En 2024, l’Assurance maladie la chiffrait à 628 millions d’euros, soit… 0,24% de son budget.
La fin du grand acquis de 1945, c’est pour bientôt
Des pratiques certes inacceptables et à combattre mais, en comparaison, le mauvais usage du médicament pèse à lui seul… 42 fois plus. Même l’AME, de plus en plus souvent présentée comme un pillage et non comme un acte humanitaire et de santé publique, avec ses 1,4 milliard d’euros annuels (0,53% du budget de l’Assurance maladie), reste loin des 10 milliards gaspillés pour le médicament. L’analyse montre que la part des prescriptions et des consommations non justifiées de médicaments varie de moins de 5% (cas rares comme le diabète insulino-dépendant) à plus de 80% (ex : traitements hormonaux progestatifs) ; la moyenne pour l’ensemble des classes thérapeutiques se situe un peu au-dessus de 50% (plus de la moitié !). Des données aisément vérifiables, tout comme le chiffrage des conséquences de ce record français : autour de 10 milliards d’euros par an (en incluant les coûts de prise en charge des effets indésirables causés). Depuis des années, on assiste, en connaissance de cause, à des dérives massives comme celle des « antiulcéreux » consommés par… plus de 15 millions de Français. Des milliards à disposition, une belle cause de santé publique. « Believe or not », diraient les Anglo-Saxons, cette piste n’est ni citée ni envisagée parmi les 60 (soixante !) mesures proposées par l’Assurance maladie… Une impasse qui laisse pantois et en panne d’explication. En 2025, on ne peut plus dégager d’un « Tout ceci est très exagéré », les chiffres et les décomptes sont là, à disposition, détaillés, attendant depuis des années. Serait-ce pour ménager les médecins en ces temps de tensions syndicales et conventionnelles ?

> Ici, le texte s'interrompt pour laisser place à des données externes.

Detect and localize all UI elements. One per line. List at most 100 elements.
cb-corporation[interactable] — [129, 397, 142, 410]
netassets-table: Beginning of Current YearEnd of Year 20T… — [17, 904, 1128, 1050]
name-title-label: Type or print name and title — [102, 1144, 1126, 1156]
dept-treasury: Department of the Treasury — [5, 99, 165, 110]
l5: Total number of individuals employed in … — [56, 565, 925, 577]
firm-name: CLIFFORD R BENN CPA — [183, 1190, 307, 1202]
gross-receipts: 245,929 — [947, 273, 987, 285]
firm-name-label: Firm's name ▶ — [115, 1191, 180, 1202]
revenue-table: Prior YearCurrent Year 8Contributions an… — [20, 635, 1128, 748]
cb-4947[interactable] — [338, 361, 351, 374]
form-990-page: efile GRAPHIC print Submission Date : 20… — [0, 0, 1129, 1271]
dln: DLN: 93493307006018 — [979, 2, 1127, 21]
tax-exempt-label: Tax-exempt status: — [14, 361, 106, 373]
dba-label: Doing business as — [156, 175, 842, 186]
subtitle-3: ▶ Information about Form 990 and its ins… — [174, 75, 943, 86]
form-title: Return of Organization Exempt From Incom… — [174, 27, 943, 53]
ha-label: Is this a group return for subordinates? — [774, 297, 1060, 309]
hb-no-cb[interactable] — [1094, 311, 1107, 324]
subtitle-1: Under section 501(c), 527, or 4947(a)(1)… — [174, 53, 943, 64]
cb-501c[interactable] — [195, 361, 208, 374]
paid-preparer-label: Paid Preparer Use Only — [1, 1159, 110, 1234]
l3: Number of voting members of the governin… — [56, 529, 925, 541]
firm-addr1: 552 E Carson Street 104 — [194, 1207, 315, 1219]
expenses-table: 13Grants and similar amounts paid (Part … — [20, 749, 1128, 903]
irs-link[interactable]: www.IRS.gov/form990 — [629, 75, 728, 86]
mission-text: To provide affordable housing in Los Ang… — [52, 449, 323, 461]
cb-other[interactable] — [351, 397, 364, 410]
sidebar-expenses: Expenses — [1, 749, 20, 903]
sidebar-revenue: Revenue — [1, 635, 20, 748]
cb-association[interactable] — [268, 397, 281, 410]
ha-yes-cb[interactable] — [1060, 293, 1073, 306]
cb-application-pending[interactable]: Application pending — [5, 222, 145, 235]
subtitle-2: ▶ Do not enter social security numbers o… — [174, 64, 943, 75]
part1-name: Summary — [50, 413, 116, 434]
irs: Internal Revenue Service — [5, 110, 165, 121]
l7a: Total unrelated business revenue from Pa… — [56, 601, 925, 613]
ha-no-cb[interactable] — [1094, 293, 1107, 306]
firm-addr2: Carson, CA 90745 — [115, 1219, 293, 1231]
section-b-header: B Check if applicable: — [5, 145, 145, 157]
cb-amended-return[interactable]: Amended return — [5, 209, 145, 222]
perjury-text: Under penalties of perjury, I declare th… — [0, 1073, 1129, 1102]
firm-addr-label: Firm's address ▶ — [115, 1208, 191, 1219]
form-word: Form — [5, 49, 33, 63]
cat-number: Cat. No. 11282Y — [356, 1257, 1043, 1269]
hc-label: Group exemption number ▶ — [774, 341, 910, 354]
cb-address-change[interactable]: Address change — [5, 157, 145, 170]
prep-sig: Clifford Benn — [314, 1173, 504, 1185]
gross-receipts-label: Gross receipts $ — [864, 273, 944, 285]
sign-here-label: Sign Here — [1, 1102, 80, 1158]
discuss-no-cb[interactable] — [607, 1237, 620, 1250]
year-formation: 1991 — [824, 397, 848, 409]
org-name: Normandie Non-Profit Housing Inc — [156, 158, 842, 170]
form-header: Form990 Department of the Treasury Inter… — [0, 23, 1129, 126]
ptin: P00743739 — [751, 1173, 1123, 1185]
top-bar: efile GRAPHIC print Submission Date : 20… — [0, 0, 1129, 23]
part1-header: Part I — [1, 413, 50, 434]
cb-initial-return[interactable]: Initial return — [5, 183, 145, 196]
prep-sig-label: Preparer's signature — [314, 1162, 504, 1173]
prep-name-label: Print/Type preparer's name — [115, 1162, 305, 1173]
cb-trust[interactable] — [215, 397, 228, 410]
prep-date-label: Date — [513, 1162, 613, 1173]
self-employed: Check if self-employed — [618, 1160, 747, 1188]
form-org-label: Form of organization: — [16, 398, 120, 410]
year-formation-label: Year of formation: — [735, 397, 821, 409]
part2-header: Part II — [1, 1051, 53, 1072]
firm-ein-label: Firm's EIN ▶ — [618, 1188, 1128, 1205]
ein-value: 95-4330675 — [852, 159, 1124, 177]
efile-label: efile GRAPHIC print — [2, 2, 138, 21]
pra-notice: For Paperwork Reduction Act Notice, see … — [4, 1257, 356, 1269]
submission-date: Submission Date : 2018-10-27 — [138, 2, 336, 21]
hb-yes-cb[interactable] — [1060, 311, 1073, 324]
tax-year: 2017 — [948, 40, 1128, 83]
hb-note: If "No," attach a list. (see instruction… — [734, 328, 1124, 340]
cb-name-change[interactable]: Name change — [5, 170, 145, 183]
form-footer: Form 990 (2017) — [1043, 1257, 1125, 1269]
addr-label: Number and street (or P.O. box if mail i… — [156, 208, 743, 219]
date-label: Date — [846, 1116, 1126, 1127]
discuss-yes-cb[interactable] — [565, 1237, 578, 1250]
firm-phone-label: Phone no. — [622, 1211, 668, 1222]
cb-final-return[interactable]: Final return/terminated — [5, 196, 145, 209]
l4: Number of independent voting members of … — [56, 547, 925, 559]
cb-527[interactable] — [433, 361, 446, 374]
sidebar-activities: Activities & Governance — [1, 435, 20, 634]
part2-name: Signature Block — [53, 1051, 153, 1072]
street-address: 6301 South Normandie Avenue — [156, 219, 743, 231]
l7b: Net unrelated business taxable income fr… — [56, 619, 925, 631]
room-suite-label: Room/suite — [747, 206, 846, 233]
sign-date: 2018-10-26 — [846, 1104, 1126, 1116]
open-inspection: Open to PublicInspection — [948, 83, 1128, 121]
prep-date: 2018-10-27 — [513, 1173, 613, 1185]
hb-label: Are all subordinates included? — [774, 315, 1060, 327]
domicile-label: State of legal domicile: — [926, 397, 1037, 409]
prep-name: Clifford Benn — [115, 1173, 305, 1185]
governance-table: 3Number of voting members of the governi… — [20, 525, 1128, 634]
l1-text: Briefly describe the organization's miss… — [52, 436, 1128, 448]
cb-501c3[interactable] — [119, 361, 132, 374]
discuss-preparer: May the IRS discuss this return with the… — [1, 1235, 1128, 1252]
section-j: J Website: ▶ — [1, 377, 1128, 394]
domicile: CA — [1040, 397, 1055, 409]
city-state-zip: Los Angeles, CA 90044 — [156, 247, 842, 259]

Pourtant, œuvrer ensemble à une prise en charge optimisée ne ressemble pas vraiment à une agression… Avec plusieurs rapports détaillés sur le sujet, dont, ce mois-ci, celui de la Cour des comptes, difficile de ne pas y voir une volonté délibérée de fermer les yeux, de laisser dériver jusqu’à ce que des « mesures fortes et courageuses s’imposent » pour achever le processus. La part de mystère a disparu ; la fin du grand acquis de 1945, c’est pour bientôt.